Broken Window Studios have already made waves in the virtual reality (VR) scene with their interesting take on survival horror, Grave, following a successful Kickstarter campaign. Not ready to stop there, the team has a second VR title in development, Reflections, however despite having been a project burning in the background since 2012, is not yet ready to make the leap onto a head-mounted display (HMD).
Reflections is being built with VR in mind, however the demonstration version VRFocus has been hands-on with was playable only on a traditional 2D monitor. This limitation could be for any number of reasons, but top of the list is most likely comfort: any developer can stick you in an unfinished build of their project and place a HMD on your head, but it’s the ones attuned to the technology that will be reluctant to do so until it’s ready for that jump.
Despite not being available to play in VR, it’s easy to see just how Reflections will perform in these very different conditions. The videogame world is black and white. It’s cold and unwelcoming despite the very familiar surroundings of the demo. An average house in an average small town; average people living not-so-average lives.

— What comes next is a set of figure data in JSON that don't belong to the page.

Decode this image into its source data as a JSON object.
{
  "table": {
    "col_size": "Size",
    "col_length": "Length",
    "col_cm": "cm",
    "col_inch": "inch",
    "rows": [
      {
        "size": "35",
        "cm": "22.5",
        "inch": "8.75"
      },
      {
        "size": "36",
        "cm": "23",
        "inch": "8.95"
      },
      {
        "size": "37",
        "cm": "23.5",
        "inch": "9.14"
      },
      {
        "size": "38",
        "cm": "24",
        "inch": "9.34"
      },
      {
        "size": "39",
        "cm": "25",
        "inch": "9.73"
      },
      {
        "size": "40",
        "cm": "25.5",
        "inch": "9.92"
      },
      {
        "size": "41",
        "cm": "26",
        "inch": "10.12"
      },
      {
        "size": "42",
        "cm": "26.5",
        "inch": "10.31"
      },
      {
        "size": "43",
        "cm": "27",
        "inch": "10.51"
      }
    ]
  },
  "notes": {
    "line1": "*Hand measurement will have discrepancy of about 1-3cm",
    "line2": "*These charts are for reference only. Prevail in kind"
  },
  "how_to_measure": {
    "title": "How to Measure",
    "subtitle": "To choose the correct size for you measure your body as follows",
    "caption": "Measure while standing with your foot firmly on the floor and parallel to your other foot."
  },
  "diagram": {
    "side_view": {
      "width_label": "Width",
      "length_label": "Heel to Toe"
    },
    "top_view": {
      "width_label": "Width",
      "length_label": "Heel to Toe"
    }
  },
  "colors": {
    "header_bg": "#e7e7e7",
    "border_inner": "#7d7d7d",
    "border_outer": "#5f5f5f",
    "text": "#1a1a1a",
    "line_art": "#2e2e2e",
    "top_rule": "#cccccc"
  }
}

Key to Reflections is the way in which you treat these people, forming (or breaking) relationships and interacting with the world they live in.
Colour brings the world to life as you choose to interact with it. Reflections is a playground in which leaving your mark upon objects and people is a symbol of progress, however the direction in which you choose to travel is entirely your own. Broken Window Studios have added an incredible amount of incidental activity to Reflections in order to allow you to feel as though you are actually living in this world. Along with having the freedom to choose, there are seemingly necessary actions that can be missed; thusly the path you will follow will be changed in this and subsequent chapters.
This is what the team refer to as the ‘Storyteller System’. At first it would be easy to dismiss this as a direct redraft of Telltale Games’ groundbreaking work in episodic content, but the freedom afforded the player makes for a much more complicated delivery. The fact that the player can entirely alter the course of the story by interacting with or ignoring key elements suggests that later chapters may begin entirely differently to that which would occur had alternative paths been taken. It’s not yet known how this will pan out, but given the variety of opportunities available in this early demonstration version of the videogame Broken Window Studios certainly have their work cut out to ensure that Reflections comes together as a cohesive whole.
Successfully adapting this experience to VR will demand more in the way of optimisation than any difficulties in design. A first-person experience, Reflections plays at a leisurely pace and doesn’t demand anything of the player that wouldn’t be expected in a real-world situation: answering the phone, listening to radio, searching through draws to find a lost key. Reflections is a surreal pastiche of real life, and is arguably a more attractive proposition than Grave because of it.